On the evidence, I am satisfied that on the date the Applicant was interviewed and offered permanent employment, such employment was subject to a three month period of probation agreed in advance and it was a reasonable period, having regard to the nature and circumstances of the employment (see Regulation 30B(1)(c) of the Industrial Relations Regulations). On the question of the reasonableness of the period of probation, the court was referred to the certification of agreements by the Commission pursuant to section 170MC of the Act, which agreements were entered into as a result of transport workers’ disputes with transport companies (see for instance Agreements between Transport Workers’ Union of Australia and K. & S. Freighters Pty Ltd - C. No. 33805 of 1994, C. No. 35758 of 1994, C. No. 34675 of 1994 and C. No. 36528 of 1994).
The abovementioned agreements, amongst other things, contain agreed probationary periods of three months for transport workers employed by transport companies. Mr Ironmonger, appearing for the Respondent, pointed to section 170MD(2) of the Act, which requires the Commission to refuse to certify an agreement if it is of the view that a provision of such agreement is inconsistent with Part VIA of the Act.
In his decision in Nicolson v Heaven & Earth Gallery Pty Ltd (1994) 126 ALR 233, Wilcox CJ rejected the suggestion that a Respondent could not make out a case that a particular period of probation was reasonable without calling expert evidence. Indeed, his Honour observed that evidence concerning the practice in a particular industry is relevant and may even be decisive of this matter. In the case at hand, the Applicant was employed as a truck driver, although he commenced his employment as a shed hand, loading and unloading goods with a view to driving trucks once a truck-driving job became available and the Applicant had satisfied the Respondent that he was experienced and able to load and unload containers safely. In the circumstances, I am satisfied that the probationary period of three months was a reasonable one and certainly in keeping with industry practice.

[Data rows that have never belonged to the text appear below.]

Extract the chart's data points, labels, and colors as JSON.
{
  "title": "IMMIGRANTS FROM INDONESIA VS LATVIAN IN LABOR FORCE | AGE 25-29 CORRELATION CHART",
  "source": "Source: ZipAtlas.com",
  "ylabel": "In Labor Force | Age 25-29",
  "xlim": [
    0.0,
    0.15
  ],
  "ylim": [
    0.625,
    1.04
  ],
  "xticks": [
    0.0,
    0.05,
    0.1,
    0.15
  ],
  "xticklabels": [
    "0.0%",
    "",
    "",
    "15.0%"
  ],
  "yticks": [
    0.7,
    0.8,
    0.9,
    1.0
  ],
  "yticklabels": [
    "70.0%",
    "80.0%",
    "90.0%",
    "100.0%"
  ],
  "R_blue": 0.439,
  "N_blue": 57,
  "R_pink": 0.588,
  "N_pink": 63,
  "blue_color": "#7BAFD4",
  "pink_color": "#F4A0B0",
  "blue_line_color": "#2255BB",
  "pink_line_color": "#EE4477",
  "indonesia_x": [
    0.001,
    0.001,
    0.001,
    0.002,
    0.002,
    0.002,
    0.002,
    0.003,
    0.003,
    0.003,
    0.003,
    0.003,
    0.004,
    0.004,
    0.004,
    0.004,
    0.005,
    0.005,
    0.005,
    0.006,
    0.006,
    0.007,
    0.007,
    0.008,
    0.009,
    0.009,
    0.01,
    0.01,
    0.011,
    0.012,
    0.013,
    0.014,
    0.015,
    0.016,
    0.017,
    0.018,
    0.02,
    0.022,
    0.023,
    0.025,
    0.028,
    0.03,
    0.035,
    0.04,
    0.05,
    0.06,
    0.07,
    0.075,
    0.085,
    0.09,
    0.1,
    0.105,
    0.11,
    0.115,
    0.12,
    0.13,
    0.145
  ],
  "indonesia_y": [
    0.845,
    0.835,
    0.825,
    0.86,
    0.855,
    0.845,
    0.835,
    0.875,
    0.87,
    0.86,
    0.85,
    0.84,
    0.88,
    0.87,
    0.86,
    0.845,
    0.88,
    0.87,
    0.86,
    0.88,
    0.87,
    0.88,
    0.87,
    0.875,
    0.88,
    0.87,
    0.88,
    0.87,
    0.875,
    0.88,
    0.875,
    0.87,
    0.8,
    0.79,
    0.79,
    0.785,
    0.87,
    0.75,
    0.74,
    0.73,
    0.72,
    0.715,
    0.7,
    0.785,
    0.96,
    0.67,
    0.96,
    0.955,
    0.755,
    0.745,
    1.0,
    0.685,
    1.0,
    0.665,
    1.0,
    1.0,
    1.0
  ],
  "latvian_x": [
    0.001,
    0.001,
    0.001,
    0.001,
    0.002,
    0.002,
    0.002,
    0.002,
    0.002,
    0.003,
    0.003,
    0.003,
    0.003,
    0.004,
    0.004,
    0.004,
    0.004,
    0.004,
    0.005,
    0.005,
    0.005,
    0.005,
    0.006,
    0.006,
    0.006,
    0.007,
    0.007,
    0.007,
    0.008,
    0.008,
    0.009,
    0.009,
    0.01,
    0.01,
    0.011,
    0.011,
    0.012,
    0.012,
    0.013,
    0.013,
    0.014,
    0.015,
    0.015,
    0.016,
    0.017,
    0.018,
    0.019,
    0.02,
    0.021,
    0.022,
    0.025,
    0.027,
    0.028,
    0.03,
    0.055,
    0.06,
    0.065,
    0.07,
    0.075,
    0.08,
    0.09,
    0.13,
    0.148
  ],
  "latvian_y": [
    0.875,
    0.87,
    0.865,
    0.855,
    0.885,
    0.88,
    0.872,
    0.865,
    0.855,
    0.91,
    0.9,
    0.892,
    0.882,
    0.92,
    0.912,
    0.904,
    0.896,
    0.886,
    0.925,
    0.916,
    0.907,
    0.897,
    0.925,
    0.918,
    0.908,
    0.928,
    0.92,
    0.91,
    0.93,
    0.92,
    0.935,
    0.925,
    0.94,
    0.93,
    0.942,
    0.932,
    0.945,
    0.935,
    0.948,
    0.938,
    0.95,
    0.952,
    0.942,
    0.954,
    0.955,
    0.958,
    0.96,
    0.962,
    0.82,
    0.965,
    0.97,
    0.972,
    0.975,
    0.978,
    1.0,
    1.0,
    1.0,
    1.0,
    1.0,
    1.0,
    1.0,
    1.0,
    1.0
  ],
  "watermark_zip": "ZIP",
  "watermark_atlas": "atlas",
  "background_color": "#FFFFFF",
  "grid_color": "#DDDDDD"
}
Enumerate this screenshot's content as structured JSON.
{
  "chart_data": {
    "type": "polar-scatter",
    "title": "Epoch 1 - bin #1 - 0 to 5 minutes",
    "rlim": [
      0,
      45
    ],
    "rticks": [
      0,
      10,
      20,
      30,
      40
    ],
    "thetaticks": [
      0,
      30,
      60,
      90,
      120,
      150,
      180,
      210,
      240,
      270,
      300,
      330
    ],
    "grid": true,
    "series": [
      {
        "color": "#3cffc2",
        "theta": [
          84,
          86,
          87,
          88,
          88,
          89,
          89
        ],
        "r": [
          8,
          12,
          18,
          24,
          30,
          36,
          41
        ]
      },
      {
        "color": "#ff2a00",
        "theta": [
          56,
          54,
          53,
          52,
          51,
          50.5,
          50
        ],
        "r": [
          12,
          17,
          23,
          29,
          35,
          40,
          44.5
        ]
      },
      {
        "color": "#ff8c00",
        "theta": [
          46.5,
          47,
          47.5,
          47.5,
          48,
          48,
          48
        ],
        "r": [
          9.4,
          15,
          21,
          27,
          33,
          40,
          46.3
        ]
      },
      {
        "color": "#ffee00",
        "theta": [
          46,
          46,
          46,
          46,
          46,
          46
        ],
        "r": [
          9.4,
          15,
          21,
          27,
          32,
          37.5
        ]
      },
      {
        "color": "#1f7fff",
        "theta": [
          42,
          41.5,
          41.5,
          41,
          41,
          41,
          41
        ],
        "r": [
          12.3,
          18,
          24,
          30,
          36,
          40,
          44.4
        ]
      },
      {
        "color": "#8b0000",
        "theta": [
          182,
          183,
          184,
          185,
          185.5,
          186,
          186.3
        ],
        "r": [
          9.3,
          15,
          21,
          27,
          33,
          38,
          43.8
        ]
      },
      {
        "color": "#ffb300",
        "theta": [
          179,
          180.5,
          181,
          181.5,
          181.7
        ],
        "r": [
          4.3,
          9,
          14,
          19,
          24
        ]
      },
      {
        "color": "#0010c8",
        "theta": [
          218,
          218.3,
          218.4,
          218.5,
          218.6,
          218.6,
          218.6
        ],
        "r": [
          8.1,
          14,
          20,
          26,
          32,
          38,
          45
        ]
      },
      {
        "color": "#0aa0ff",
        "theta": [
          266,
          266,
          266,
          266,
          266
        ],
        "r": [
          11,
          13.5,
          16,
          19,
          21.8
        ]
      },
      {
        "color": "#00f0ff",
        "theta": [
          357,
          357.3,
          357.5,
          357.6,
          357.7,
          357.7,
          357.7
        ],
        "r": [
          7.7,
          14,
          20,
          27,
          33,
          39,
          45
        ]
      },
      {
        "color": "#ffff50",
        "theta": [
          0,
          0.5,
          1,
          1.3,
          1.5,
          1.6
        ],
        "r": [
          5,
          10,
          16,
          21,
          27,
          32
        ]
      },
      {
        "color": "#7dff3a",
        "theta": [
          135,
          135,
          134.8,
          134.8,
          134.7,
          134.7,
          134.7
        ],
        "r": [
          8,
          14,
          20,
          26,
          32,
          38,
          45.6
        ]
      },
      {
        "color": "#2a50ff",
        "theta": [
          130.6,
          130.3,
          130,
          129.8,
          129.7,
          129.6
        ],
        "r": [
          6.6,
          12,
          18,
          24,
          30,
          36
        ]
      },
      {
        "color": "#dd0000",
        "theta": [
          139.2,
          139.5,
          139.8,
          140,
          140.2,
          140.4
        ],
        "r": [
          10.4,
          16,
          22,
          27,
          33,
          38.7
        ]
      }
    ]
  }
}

Having found in favour of the employer on the preliminary question, the Applicant is excluded by the operation of section 170CC of the Act and regulation 30B of the Industrial Relations Regulations from the benefits conferred on employees by Sub-divisions B, C, D and E of Division 3 of Part VIA of the Act. Accordingly, the order I make is that this application is dismissed.
I certify that this and the preceding three (3) pages are a true copy of the Reasons for Judgment of Judicial Registrar Millane as recorded in the draft transcript and revised by the Judicial Registrar.
Associate:
Dated: 21 March 1995
Solicitors for the Applicant:
Counsel for the Applicant:Solicitor for the Respondent:
Counsel for the Respondent:Dates of hearing:
21 March 1995
Date of Judgment:
21 March 1995
CATCHWORDS
INDUSTRIAL LAW - Unlawful termination of employment - 3 month probationary period - industry practice as to period of probation.
Industrial Relations Act 1988, ss.170CC, 170MC and 170MD(2).
Industrial Relations Regulations, Regulation 30B(1)(c)
Nicolson -v- Heaven & Earth Gallery Pty Ltd, (1994) 126 ALR 233.
KAPAKLIS -v- CERVARA TWENTY FOUR PTY LIMITED
NO. VI 2512 of 1994
Before: MILLANE JR
Place: MELBOURNE
Date: 21 MARCH 1995
INDUSTRIAL RELATIONS COURT
OF AUSTRALIA
VICTORIA DISTRICT REGISTRY
VI 2512 of 1994
BETWEEN:
KAPAKLIS
Applicant
AND
CERVARA TWENTY FOUR PTY LIMITED
Respondent
MINUTES OF ORDER
21 March 1995 Judicial Registrar Millane
THE COURT ORDERS THAT:
The Application is dismissed.
NOTE: Settlement and entry of orders is dealt with by Order 36 of the Industrial Relations Court Rules.